Cette image m’a montré, encore si j’en avais besoin, la chance que nous avons dans notre pays, le Sénégal, d’avoir eu des gouvernements qui, successivement, ont pratiquement assuré la paix sociale et l’éducation pour tous, quelles qu’ont pu être les difficultés, face aux restrictions budgétaires successives, de création d’emplois ainsi d’insertion des jeunes, ou de valorisation de la fonction de l’enseignant. Un Président toujours en fonction rappelait récemment dans son livre, « Le Sénégal au cœur », comment l’éducation par l’école a pu le propulser là où il se trouve malgré qu’il soit issu d’une famille financièrement modeste quoique guerrière par les origines. Un de ses opposants les plus farouches, dont il a évoqué, dans son livre, des faits attestant de son caractère autoritaire, avait, au détour d’une interview, décrit combien l’éducation par l’école lui a été essentielle. Il avait surtout décrit comment ses parents, avec des moyens financiers limités, avaient pu, malgré tout, sécuriser ses frais de scolarité pour une éducation de qualité qui l’a propulsé au-devant de la scène politique du pays. Un nouvel opposant, jeune espoir, dont le Président a récemment pointé l’outrecuidance dans ses affirmations sur des sujets « non maitrisés », a aussi évoqué dans un livre « Solution », combien sa performance à travers une très bonne éducation dans une école démocratique sénégalaise, a pu le sauver d’une machine dictatoriale lorsqu’il a affirmé son ambition politique.

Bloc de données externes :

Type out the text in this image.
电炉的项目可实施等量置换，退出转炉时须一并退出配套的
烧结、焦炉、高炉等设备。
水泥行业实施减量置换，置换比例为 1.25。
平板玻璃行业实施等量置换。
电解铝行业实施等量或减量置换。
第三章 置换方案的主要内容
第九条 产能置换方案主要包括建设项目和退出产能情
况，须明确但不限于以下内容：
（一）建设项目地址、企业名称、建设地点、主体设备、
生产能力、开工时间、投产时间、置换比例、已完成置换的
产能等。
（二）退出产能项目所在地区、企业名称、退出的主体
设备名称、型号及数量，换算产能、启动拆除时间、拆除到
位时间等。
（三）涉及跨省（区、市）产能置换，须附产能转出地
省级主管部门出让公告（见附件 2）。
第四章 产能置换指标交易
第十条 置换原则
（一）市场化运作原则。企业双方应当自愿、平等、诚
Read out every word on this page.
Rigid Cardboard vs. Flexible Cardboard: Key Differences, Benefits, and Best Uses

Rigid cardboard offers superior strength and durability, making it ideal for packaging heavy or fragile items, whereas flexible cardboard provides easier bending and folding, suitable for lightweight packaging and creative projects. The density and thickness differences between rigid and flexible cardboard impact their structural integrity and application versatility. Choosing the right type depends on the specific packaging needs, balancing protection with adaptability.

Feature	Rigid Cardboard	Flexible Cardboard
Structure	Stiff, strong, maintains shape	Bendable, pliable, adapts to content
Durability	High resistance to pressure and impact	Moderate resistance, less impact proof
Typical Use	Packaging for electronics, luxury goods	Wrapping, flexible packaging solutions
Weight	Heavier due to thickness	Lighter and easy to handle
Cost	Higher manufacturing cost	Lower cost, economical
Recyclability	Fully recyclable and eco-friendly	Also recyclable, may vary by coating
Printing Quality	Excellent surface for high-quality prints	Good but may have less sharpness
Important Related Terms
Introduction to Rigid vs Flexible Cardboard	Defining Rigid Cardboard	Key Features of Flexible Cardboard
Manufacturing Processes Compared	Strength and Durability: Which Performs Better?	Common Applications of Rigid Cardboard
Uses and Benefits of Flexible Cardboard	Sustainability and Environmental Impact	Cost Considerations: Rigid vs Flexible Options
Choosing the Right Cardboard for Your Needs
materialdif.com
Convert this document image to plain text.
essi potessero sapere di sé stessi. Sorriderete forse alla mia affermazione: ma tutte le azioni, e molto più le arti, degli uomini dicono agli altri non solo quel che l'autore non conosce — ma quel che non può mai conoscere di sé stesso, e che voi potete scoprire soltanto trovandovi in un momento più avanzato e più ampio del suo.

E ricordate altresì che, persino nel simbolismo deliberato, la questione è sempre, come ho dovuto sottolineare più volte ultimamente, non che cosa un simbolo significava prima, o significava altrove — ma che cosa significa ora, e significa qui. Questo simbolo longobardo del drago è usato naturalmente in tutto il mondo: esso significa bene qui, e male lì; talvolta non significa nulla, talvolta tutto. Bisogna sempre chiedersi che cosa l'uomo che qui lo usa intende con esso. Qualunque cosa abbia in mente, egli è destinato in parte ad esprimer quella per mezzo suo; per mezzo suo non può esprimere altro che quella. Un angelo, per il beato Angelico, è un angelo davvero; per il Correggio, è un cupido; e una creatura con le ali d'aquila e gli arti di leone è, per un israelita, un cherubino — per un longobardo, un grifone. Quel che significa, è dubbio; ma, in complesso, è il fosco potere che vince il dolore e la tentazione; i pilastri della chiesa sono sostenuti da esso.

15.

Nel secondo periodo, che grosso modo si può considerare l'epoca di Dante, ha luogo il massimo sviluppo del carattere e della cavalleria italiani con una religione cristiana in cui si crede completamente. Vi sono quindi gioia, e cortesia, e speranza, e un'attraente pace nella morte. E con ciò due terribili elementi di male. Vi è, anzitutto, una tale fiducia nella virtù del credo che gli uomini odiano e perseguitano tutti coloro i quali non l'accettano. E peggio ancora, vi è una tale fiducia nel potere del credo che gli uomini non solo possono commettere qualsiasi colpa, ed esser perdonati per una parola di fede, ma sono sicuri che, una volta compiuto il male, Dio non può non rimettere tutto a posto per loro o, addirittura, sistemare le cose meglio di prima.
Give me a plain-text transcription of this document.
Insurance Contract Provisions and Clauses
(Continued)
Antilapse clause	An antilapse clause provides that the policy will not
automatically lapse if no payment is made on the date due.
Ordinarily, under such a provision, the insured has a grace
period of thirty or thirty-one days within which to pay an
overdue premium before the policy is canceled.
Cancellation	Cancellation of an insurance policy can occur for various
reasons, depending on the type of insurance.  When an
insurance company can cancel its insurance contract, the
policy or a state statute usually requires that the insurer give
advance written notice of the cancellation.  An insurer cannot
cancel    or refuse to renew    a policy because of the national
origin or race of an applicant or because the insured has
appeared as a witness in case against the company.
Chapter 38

J’ai simplement voulu prendre ces exemples sur des personnalités connues, j’avoue qu’il y en a des milliers au Sénégal que l’école formelle française, l’école arabe ou coranique, ou d’autres écoles de la société, ont pu imprimer une trajectoire appréciable dans leur vie et destin. Je fais l’économie de ma propre expérience qui, quoique intéressante, est presque insignifiante pour la majorité des lecteurs. L’éducation est essentielle, de parce qu’elle détermine l’avenir d’un pays dans ce monde globalisé. Elle façonne le caractère et formate les citoyens face aux progrès scientifiques et les défis du développement. Nous avons certes enregistré des résultats importants dans l’éducation au Sénégal, en atteste la qualité de nos ressources humaines, mais nous devons redoubler nos efforts.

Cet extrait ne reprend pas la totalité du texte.